パーフェクト・インパーフェクト


「がっかりした? 俺って実はこんなやつだけど」


ふるふる、おもいきり首を横に振る。

がっかりなんて絶対しないもん。


「でもわたしがいろいろ聞いちゃったから……、ごめんなさい、言いたくないこと言わせて」

「言いたくないわけでも、隠しておきたいわけでもないよ。ただ自分からあえてするような話ではないと思って。だから聞いてくれてよかった。逆に気を遣わせてごめん」


どうしてこんな、本当になんでもない、みたいな顔をするんだろう。


体のいちばん奥がなんだかとても苦しい。


彼が生まれ育った場所を離れたそのとき、ほかの誰でもない、わたしが傍にいたかった。

わたしがいるよって、彼に寄り添いたかった。


過去にタイムスリップはできないかわりに、いまその分だけの気持ちをこめて抱きしめる。

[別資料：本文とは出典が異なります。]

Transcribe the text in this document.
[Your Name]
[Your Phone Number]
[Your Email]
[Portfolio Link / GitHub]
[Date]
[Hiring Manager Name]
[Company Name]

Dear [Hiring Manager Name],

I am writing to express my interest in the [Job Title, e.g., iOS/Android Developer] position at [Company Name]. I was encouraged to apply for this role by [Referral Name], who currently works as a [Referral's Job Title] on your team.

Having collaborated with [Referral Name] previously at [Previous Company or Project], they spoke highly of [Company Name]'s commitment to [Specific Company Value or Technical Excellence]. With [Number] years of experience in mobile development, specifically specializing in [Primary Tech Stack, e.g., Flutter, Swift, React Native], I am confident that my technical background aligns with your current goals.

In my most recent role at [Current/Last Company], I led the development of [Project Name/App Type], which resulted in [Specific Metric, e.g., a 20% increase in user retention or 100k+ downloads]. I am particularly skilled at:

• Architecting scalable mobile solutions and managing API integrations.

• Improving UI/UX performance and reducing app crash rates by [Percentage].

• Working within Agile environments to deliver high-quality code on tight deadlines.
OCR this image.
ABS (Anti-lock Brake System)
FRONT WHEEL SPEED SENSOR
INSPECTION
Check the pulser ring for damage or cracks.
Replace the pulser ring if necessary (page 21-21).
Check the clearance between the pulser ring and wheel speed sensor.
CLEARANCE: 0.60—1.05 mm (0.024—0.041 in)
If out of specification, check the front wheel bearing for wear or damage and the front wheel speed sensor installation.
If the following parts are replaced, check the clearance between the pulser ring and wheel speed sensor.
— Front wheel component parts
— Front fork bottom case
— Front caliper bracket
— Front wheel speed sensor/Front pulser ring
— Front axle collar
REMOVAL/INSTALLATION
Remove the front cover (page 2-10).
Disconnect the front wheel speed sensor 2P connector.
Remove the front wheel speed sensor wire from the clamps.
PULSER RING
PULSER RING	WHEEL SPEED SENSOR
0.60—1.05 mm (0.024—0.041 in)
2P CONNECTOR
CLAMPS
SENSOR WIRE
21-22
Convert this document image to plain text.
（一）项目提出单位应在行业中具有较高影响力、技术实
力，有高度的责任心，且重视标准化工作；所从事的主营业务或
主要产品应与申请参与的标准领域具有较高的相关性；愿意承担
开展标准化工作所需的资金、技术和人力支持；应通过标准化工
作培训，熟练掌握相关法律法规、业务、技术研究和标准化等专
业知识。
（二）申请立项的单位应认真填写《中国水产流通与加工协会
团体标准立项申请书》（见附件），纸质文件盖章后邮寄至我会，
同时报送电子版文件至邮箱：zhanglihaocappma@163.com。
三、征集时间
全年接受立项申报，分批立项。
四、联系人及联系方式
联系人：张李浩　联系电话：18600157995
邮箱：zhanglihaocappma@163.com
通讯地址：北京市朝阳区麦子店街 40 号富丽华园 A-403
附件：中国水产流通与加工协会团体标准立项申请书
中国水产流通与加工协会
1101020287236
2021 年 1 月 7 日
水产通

抱きしめる、というより、首に抱きつく感じになってしまったけれど。


「俊明さんは冷酷な人じゃないです」


首にくちびるを押しつけながらしゃべったせいで、もごもごとした響きになる。


「そうかな。少なくとも俺は、言ってくれるほど優しいやつではないと思うけど」

「絶対にそんなことないです」


まだまだわたしはあなたのこと、きっとぜんぜん知らないけど。


それでも、してもらったこと、かけてくれた言葉、むけてくれる笑顔、

ぜんぶちゃんと、わたしのなかに残っている。


「わたしが優しいって感じる限り、わたしのなかで俊明さんは超・優しい人です」


なるほど、と彼はこぼし、咀嚼するみたいにゆっくりうなずいたのだった。